In the research project led by Professor Francisco Airton (UFPI), he and his students Iure Fé (PhD), José Miqueias (MSc) and Lucas Lopes (MSc) are developing analytical models based on Petri nets, which are used to mathematically represent any distributed system. They create a diagram describing the system and perform probabilistic calculations to obtain various metrics, using a specific tool for this purpose.
Airton believes that these models can also be interpreted as digital twins. Based on this, the group selects a specific information system — in the case of the PhD student, Kubernetes — and constructs Petri net models that represent the deployment of Kubernetes. After modelling this system, they integrate the model with software capable of running it and monitoring Kubernetes in real time.
The master’s students, meanwhile, use other monitored systems: one works with camera monitoring, and another with a drone simulator.
The team is preparing papers for this year’s SBRC, describing how the digital twin platform can outperform different types of autoscaling.

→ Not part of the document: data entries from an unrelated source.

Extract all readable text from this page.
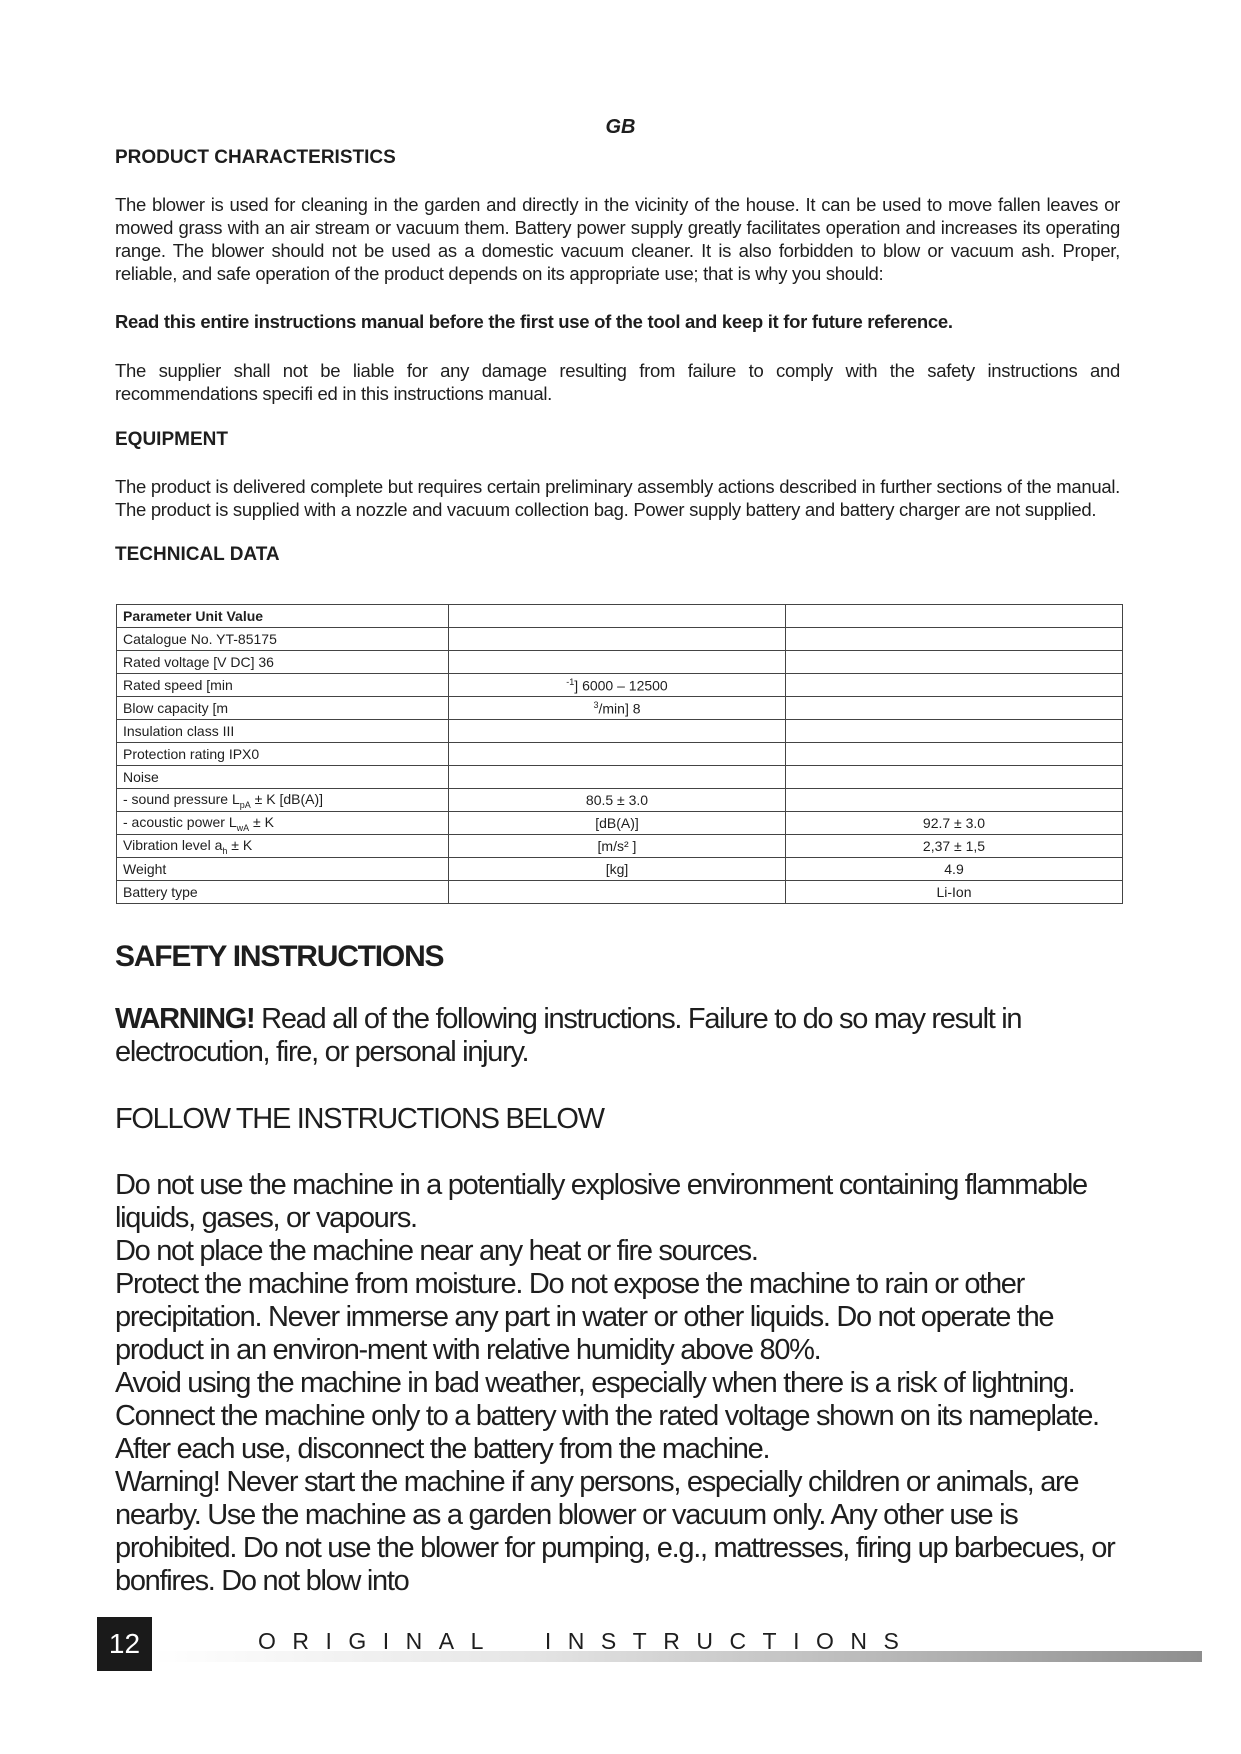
GB
PRODUCT CHARACTERISTICS
The blower is used for cleaning in the garden and directly in the vicinity of the house. It can be used to move fallen leaves or mowed grass with an air stream or vacuum them. Battery power supply greatly facilitates operation and increases its operating range. The blower should not be used as a domestic vacuum cleaner. It is also forbidden to blow or vacuum ash. Proper, reliable, and safe operation of the product depends on its appropriate use; that is why you should:
Read this entire instructions manual before the first use of the tool and keep it for future reference.
The supplier shall not be liable for any damage resulting from failure to comply with the safety instructions and recommendations specifi ed in this instructions manual.
EQUIPMENT
The product is delivered complete but requires certain preliminary assembly actions described in further sections of the manual. The product is supplied with a nozzle and vacuum collection bag. Power supply battery and battery charger are not supplied.
TECHNICAL DATA
Parameter Unit Value		
Catalogue No. YT-85175		
Rated voltage [V DC] 36		
Rated speed [min	$^{-1}$] 6000 – 12500	
Blow capacity [m	$^3$/min] 8	
Insulation class III		
Protection rating IPX0		
Noise		
- sound pressure $L_{pA} \pm K$ [dB(A)]	80.5 ± 3.0	
- acoustic power $L_{wA} \pm K$	[dB(A)]	92.7 ± 3.0
Vibration level $a_h \pm K$	[m/s² ]	2,37 ± 1,5
Weight	[kg]	4.9
Battery type		Li-Ion
SAFETY INSTRUCTIONS
WARNING! Read all of the following instructions. Failure to do so may result in electrocution, fire, or personal injury.
FOLLOW THE INSTRUCTIONS BELOW
Do not use the machine in a potentially explosive environment containing flammable liquids, gases, or vapours.
Do not place the machine near any heat or fire sources.
Protect the machine from moisture. Do not expose the machine to rain or other precipitation. Never immerse any part in water or other liquids. Do not operate the product in an environ-ment with relative humidity above 80%.
Avoid using the machine in bad weather, especially when there is a risk of lightning.
Connect the machine only to a battery with the rated voltage shown on its nameplate. After each use, disconnect the battery from the machine.
Warning! Never start the machine if any persons, especially children or animals, are nearby. Use the machine as a garden blower or vacuum only. Any other use is prohibited. Do not use the blower for pumping, e.g., mattresses, firing up barbecues, or bonfires. Do not blow into
12	ORIGINAL  INSTRUCTIONS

In this case, the system tests different configurations and simulates ‘what-if’ scenarios, which allows the best option to be identified before applying it in the real environment.

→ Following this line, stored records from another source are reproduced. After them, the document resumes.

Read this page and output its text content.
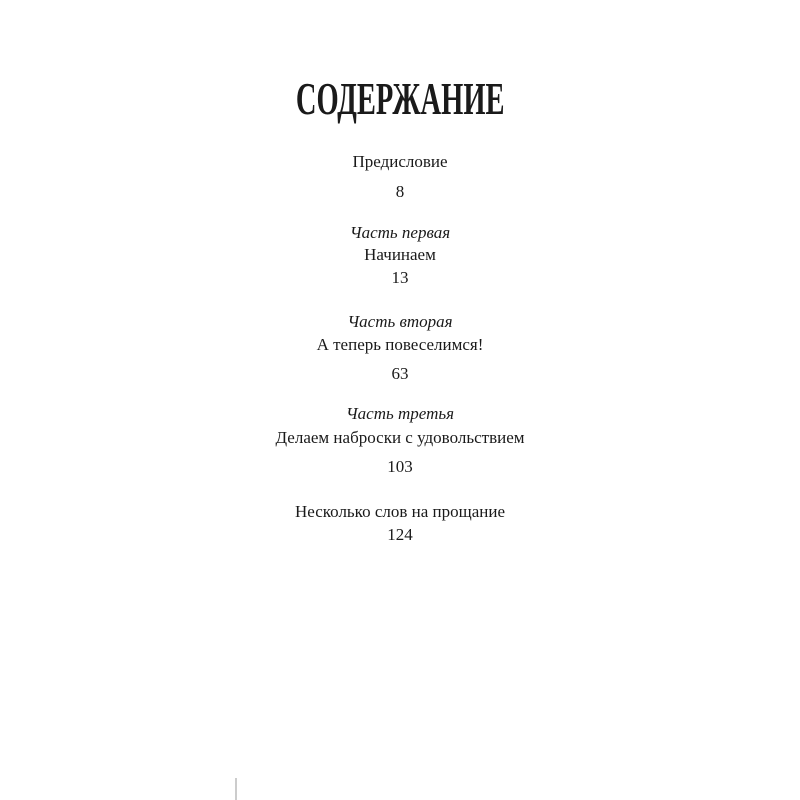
СОДЕРЖАНИЕ
Предисловие
8
Часть первая
Начинаем
13
Часть вторая
А теперь повеселимся!
63
Часть третья
Делаем наброски с удовольствием
103
Несколько слов на прощание
124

In traditional client-server architecture, Kubernetes operates alongside servers and can connect to any client, including IoT devices. On these devices, a set of sensors generates data that varies depending on the context, such as the time of day or traffic flow. This variation in demand requires the Kubernetes deployment configuration to be adjusted dynamically. This is where K8s-DT comes into play, predicting the best new configuration to be implemented.